The Company has recently experienced a change in management and in its certifying accountants, which has delayed the preparation and filing of the Company’s 2004 Annual Report on SEC Form 10-KSB, and the 2005 Quarterly Report on SEC Form 10-QSB. The accounting and preparation of the financial statements cannot be completed on time for filing on May 17, 2005 without unreasonable effort and expense. Microfield anticipates that it will be able to file its Form 10-QSB by May 23, 2005, the first business day following the 5 calendar day extension of the due date of the Form 10-QSB.

Part IV

(2)   Form 10-KSB was due April 18, 2005 and has not yet been filed.
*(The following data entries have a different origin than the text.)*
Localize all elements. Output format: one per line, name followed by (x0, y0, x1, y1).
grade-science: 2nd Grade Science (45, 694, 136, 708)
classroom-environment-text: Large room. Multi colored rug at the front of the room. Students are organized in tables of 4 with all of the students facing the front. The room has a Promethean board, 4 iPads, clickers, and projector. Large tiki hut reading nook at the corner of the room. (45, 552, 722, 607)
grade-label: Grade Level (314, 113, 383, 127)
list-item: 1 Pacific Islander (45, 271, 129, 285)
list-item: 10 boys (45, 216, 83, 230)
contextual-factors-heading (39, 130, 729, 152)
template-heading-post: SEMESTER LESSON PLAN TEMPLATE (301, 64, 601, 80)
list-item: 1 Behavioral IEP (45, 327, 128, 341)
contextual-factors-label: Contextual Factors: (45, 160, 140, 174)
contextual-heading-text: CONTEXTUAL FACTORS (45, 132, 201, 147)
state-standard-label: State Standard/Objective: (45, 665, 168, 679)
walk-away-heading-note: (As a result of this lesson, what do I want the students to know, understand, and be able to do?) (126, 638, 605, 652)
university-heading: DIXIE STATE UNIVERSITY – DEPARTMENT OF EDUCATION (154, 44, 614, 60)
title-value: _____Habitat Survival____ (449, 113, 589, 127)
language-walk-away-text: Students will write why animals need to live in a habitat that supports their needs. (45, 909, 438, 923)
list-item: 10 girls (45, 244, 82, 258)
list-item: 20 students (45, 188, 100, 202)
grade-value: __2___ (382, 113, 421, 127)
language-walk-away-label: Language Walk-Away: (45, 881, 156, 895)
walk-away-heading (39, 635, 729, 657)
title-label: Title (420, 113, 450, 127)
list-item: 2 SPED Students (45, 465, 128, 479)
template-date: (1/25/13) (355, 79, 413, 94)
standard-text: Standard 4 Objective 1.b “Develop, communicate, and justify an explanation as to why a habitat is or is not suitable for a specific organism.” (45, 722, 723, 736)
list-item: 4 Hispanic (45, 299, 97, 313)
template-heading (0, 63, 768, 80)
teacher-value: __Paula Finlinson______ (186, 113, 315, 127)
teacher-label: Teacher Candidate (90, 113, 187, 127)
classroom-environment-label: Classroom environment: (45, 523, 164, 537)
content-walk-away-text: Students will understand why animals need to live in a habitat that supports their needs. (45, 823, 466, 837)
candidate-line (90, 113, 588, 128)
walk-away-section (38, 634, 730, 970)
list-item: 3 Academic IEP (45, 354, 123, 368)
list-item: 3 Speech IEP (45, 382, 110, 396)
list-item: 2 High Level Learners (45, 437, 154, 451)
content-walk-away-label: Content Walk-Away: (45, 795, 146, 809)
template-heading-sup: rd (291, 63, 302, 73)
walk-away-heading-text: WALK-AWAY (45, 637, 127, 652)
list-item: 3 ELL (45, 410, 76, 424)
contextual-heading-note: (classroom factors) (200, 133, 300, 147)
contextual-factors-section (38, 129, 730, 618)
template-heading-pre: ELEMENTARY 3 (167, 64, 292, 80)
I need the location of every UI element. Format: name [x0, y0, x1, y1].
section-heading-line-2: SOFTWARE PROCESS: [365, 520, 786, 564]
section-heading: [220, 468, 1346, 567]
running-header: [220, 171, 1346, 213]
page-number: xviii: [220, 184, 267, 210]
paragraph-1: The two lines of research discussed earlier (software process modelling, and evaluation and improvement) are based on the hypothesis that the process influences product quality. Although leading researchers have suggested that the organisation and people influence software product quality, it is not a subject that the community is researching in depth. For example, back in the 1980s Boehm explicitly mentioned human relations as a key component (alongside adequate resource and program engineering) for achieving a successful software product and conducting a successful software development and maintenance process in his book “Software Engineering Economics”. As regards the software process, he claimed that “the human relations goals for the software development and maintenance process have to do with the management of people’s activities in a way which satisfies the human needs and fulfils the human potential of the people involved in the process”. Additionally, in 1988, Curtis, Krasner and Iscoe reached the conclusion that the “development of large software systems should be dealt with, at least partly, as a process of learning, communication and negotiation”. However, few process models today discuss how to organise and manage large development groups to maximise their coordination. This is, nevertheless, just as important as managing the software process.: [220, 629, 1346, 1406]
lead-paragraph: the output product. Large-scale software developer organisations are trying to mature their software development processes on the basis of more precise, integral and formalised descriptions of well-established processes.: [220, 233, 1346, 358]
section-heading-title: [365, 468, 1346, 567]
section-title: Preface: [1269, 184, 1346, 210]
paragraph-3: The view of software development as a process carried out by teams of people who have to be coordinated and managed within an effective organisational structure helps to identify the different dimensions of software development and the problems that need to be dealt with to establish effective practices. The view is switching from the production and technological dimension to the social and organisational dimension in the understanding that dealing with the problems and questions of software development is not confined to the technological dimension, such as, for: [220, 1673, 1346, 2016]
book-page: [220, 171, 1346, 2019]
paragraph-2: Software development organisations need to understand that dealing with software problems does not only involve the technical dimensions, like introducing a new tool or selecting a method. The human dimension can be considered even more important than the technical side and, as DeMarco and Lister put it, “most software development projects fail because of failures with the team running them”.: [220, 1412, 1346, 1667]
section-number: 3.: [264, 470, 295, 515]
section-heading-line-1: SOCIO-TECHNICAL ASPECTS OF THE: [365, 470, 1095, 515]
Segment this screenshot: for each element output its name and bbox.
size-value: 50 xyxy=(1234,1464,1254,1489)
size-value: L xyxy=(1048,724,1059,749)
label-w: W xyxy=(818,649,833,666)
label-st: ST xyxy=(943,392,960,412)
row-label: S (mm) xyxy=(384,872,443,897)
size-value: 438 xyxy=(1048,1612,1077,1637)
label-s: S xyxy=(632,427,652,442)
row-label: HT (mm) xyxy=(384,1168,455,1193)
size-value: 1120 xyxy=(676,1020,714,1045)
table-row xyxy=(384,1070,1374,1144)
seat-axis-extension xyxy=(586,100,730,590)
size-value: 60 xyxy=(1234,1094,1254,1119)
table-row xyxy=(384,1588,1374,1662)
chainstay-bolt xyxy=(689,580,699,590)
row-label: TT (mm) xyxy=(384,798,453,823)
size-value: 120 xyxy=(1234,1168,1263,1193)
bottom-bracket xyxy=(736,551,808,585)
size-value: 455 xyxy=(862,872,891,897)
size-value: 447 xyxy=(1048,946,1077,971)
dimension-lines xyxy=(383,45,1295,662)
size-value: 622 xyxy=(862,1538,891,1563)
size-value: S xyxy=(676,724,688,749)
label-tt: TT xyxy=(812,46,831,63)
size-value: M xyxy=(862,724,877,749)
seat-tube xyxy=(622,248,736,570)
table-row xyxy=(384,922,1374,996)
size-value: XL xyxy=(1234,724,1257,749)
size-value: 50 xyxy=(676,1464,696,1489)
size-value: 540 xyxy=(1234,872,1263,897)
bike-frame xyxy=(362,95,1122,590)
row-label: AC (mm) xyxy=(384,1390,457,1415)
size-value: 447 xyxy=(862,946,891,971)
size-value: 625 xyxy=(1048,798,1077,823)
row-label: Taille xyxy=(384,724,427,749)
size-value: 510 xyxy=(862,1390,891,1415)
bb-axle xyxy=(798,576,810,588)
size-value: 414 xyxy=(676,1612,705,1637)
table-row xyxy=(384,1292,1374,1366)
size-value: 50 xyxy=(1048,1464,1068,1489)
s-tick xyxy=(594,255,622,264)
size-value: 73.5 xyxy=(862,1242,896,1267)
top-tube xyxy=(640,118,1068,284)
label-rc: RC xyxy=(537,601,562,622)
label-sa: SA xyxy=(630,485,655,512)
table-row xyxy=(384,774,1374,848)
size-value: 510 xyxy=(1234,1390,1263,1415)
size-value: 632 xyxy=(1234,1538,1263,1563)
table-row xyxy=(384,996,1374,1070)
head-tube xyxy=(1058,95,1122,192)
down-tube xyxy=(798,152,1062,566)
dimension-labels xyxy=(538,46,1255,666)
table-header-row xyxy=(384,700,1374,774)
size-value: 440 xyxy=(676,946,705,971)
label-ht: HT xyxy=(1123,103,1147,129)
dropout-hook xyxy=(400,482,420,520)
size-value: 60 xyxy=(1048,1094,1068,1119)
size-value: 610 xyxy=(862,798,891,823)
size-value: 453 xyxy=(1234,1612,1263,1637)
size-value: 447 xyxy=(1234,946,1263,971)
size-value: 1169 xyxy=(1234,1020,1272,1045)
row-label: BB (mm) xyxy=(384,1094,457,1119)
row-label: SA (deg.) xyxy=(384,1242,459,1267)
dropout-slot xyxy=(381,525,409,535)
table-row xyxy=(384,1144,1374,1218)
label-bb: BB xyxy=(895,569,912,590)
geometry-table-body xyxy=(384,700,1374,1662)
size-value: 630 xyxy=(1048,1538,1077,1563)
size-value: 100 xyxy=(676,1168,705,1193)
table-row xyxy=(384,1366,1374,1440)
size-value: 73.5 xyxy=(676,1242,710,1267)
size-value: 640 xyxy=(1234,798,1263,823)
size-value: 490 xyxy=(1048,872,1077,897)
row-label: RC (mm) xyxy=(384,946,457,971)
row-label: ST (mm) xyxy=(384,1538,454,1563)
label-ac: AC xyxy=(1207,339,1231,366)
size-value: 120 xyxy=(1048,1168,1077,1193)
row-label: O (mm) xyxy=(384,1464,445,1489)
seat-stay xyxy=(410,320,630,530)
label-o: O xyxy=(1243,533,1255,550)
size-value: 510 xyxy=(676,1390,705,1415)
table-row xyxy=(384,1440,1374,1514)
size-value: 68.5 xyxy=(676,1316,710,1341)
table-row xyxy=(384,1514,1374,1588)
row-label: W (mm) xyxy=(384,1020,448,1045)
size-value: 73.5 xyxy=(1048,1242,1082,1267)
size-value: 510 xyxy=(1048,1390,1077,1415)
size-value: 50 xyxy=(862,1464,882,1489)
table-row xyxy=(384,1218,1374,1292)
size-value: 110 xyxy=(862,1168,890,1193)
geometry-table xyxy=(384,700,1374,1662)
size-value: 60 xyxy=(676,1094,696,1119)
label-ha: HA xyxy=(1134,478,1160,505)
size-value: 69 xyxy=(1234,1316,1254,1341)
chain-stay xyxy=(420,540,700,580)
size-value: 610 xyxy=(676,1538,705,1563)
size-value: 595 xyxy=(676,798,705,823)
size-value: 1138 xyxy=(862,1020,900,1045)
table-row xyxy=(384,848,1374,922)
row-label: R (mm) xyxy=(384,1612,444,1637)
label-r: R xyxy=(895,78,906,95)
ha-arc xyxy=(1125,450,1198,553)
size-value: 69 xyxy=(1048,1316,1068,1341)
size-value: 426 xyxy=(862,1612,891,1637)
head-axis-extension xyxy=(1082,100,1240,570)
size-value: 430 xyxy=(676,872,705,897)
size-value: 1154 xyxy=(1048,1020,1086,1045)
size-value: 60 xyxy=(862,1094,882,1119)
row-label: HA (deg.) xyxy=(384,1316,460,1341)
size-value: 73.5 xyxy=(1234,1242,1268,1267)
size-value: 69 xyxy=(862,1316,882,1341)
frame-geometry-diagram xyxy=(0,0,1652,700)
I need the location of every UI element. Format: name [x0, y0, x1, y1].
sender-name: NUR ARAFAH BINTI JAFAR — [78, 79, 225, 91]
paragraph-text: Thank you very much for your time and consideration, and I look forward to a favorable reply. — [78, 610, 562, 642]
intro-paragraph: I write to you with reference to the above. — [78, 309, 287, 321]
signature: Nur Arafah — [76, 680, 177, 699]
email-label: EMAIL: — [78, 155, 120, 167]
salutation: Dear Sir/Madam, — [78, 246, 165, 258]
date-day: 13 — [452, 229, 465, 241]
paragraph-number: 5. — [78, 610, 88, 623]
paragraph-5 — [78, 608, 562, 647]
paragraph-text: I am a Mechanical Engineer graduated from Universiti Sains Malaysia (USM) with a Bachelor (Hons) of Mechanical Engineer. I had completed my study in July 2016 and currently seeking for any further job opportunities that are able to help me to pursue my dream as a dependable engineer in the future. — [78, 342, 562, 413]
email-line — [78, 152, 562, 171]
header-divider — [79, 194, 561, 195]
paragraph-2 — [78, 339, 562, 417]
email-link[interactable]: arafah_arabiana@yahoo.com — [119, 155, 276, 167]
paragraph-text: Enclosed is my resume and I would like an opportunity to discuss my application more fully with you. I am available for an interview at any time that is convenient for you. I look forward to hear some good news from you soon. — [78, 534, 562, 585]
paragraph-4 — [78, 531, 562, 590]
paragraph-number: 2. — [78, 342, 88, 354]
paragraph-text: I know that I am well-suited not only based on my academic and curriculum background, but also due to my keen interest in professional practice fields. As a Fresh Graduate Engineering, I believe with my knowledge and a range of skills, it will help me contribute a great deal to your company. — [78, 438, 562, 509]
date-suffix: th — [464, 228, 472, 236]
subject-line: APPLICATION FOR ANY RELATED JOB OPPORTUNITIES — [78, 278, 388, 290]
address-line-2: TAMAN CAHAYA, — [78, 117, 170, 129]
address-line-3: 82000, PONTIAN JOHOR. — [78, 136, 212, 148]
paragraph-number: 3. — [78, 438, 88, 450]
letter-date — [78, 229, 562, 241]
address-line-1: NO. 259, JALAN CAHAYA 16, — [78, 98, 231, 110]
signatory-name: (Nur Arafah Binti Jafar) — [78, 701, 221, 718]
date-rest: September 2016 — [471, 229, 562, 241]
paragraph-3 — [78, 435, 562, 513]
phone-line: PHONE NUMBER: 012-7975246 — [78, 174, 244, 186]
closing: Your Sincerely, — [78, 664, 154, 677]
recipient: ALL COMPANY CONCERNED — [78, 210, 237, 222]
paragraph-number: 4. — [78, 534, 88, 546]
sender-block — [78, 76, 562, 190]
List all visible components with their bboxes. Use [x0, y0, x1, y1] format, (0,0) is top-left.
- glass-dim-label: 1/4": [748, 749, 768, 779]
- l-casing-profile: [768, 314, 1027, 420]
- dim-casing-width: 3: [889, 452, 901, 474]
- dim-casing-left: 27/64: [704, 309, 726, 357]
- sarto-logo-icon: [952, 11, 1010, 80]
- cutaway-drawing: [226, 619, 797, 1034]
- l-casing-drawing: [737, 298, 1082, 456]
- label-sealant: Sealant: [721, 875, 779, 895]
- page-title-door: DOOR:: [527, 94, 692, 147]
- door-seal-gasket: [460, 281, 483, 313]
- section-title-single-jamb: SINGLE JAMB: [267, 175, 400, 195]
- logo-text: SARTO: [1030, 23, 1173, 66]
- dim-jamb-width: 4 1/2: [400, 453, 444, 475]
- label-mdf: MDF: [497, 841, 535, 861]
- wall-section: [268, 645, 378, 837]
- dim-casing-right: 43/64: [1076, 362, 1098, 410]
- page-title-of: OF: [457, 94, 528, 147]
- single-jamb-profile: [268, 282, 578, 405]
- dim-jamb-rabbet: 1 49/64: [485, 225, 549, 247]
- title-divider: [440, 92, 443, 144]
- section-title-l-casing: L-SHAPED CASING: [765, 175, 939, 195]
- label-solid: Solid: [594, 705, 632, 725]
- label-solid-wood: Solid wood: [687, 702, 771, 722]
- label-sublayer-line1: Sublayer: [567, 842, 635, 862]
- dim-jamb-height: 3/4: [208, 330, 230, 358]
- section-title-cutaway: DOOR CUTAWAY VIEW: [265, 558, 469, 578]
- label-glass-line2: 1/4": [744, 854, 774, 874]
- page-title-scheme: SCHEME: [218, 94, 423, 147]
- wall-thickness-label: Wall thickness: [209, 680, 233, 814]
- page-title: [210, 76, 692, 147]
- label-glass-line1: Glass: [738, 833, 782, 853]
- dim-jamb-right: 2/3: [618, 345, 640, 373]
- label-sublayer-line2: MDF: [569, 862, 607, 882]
The Company anticipates that the Form 10-KSB will be filed by May 20, 2005.
 
(3)   Due to gross margin improvements and cost control measures, we anticipate our net loss to decrease from a $2,375,000 loss for the three-month period ended April 3, 2004, to a range of approximately a $350,000 loss to a $50,000 gain over the three-month period ended April 2, 2005.
 
(4)   We anticipate earnings per share to increase from a $0.14 loss per share for the three-month period ended April 3, 2004, to a range of approximately a $0.02 per share loss to a $0.00 gain per share over the three-month period ended April 2, 2005.